Tailscale is pre-installed in the provision-host container. If missing:

# From provision-host container
curl -fsSL https://tailscale.com/install.sh | sh

📚 Architecture Details

Per-Service Routing Flow

1. External request: https://whoami.dog-pence.ts.net
2. Tailscale MagicDNS resolves to specific whoami-ingress device
3. whoami-ingress pod forwards directly to whoami service
4. No Traefik involvement - direct service connection

Script Dependencies

  • 801802803 (sequential execution required)
  • 803 can be run multiple times to add different services
  • 804 removes individual service ingresses
  • 805 complete cleanup of everything

Integration with Other Systems

  • Works alongside Cloudflare tunnels (different domains)
  • Each service gets independent public URL
  • Can add Authentik protection per service if needed

✅ Verification

After setup, verify your services are accessible:

# Test individual service URLs (after running 803 for each)
curl https://whoami.dog-pence.ts.net
curl https://openwebui.dog-pence.ts.net
curl https://authentik.dog-pence.ts.net

# Check all Tailscale ingress pods
kubectl get pods -n tailscale

# View Tailscale device status
tailscale status

# List all service ingresses
kubectl get pods -n tailscale -l app.kubernetes.io/name=tailscale-ingress

🎉 Benefits Achieved

Public Internet Access: Each service accessible via its own .ts.net URL from anywhere ✅ Automatic HTTPS: Zero-configuration SSL certificates ✅ No Port Forwarding: Works behind NAT/firewalls via Tailscale Funnel ✅ Flexible Service Exposure: Choose exactly which services to make public ✅ Simple Management: Add/remove services with single command

📝 Summary

While Tailscale doesn't support wildcard DNS (limiting us from using patterns like *.k8s.dog-pence.ts.net), the 802-tailscale-tunnel-deploy.sh script provides a practical workaround.
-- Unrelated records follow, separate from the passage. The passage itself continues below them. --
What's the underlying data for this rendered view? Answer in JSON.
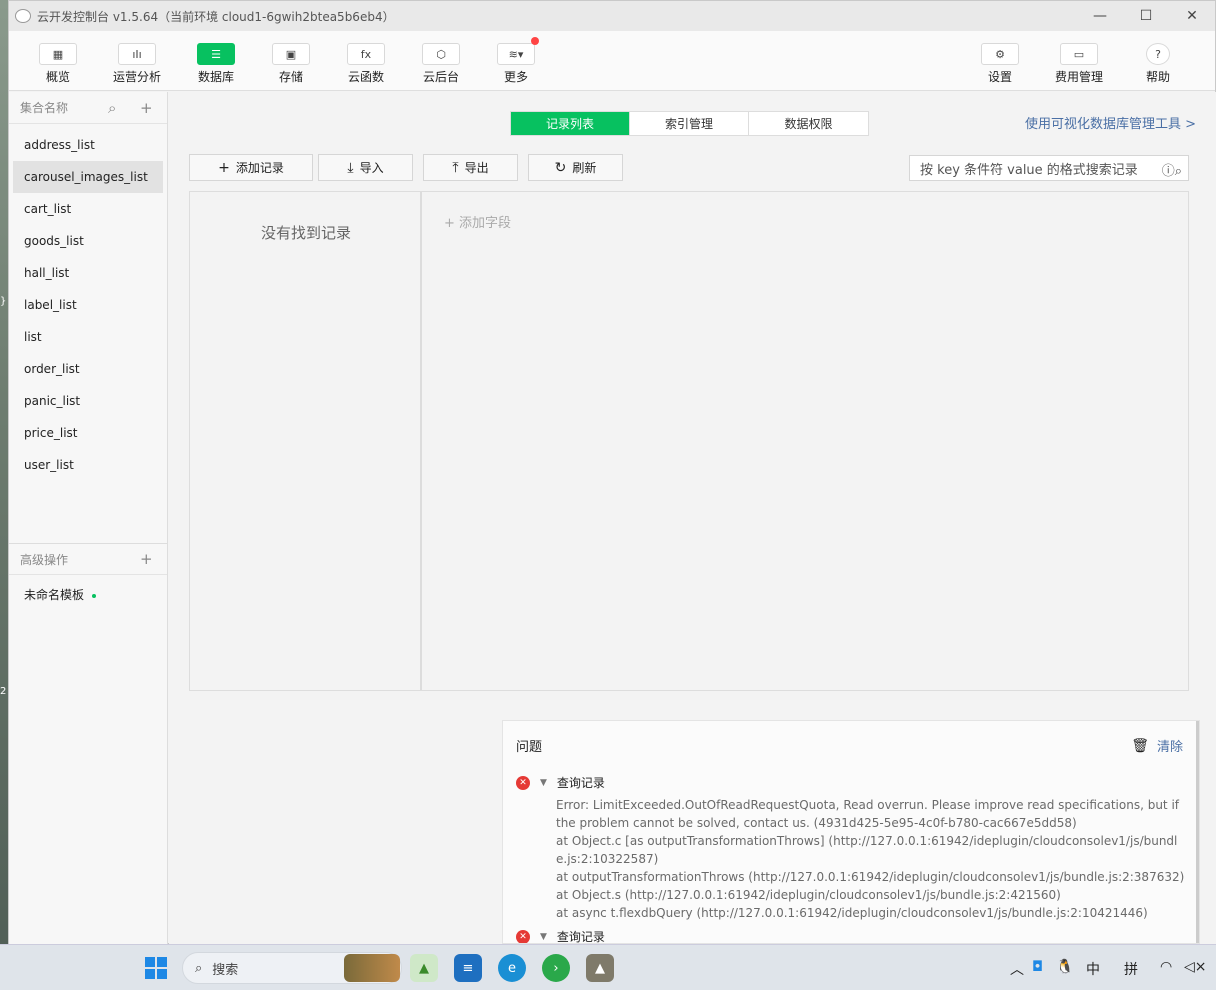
{
  "window": {
    "title": "云开发控制台 v1.5.64（当前环境 cloud1-6gwih2btea5b6eb4）",
    "controls": [
      "—",
      "☐",
      "✕"
    ]
  },
  "toolbar": {
    "left": [
      {
        "label": "概览",
        "icon": "grid-icon",
        "glyph": "▦"
      },
      {
        "label": "运营分析",
        "icon": "bar-chart-icon",
        "glyph": "ıIı"
      },
      {
        "label": "数据库",
        "icon": "database-icon",
        "glyph": "☰"
      },
      {
        "label": "存储",
        "icon": "save-icon",
        "glyph": "▣"
      },
      {
        "label": "云函数",
        "icon": "function-icon",
        "glyph": "fx"
      },
      {
        "label": "云后台",
        "icon": "cube-icon",
        "glyph": "⬡"
      },
      {
        "label": "更多",
        "icon": "layers-icon",
        "glyph": "≋▾"
      }
    ],
    "right": [
      {
        "label": "设置",
        "icon": "gear-icon",
        "glyph": "⚙"
      },
      {
        "label": "费用管理",
        "icon": "billing-icon",
        "glyph": "▭"
      },
      {
        "label": "帮助",
        "icon": "help-icon",
        "glyph": "?"
      }
    ]
  },
  "sidebar": {
    "header": "集合名称",
    "collections": [
      "address_list",
      "carousel_images_list",
      "cart_list",
      "goods_list",
      "hall_list",
      "label_list",
      "list",
      "order_list",
      "panic_list",
      "price_list",
      "user_list"
    ],
    "selected": "carousel_images_list",
    "advanced_header": "高级操作",
    "templates": [
      "未命名模板"
    ]
  },
  "tabs": [
    "记录列表",
    "索引管理",
    "数据权限"
  ],
  "active_tab": "记录列表",
  "visual_tool_link": "使用可视化数据库管理工具 >",
  "actions": {
    "add_record": "添加记录",
    "import": "导入",
    "export": "导出",
    "refresh": "刷新"
  },
  "search": {
    "placeholder": "按 key 条件符 value 的格式搜索记录"
  },
  "records": {
    "empty_text": "没有找到记录",
    "add_field": "添加字段"
  },
  "problems": {
    "title": "问题",
    "clear": "清除",
    "entries": [
      {
        "label": "查询记录",
        "lines": [
          "Error: LimitExceeded.OutOfReadRequestQuota, Read overrun. Please improve read specifications, but if the problem cannot be solved, contact us. (4931d425-5e95-4c0f-b780-cac667e5dd58)",
          "at Object.c [as outputTransformationThrows] (http://127.0.0.1:61942/ideplugin/cloudconsolev1/js/bundle.js:2:10322587)",
          "at outputTransformationThrows (http://127.0.0.1:61942/ideplugin/cloudconsolev1/js/bundle.js:2:387632)",
          "at Object.s (http://127.0.0.1:61942/ideplugin/cloudconsolev1/js/bundle.js:2:421560)",
          "at async t.flexdbQuery (http://127.0.0.1:61942/ideplugin/cloudconsolev1/js/bundle.js:2:10421446)"
        ]
      },
      {
        "label": "查询记录",
        "lines": []
      }
    ]
  },
  "taskbar": {
    "search_label": "搜索",
    "tray": {
      "ime_lang": "中",
      "ime_mode": "拼"
    }
  },
  "desktop_edge": {
    "top": "}",
    "bottom": "2"
  }
}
Each service gets its own public URL like https://whoami.dog-pence.ts.net, giving you full control over which services are exposed to the internet.

⚠️ Authentication Note: Services exposed via Tailscale are publicly accessible by default. If you need authentication, consider adding Authentik protection. See docs/rules-ingress-traefik.md for authentication setup details.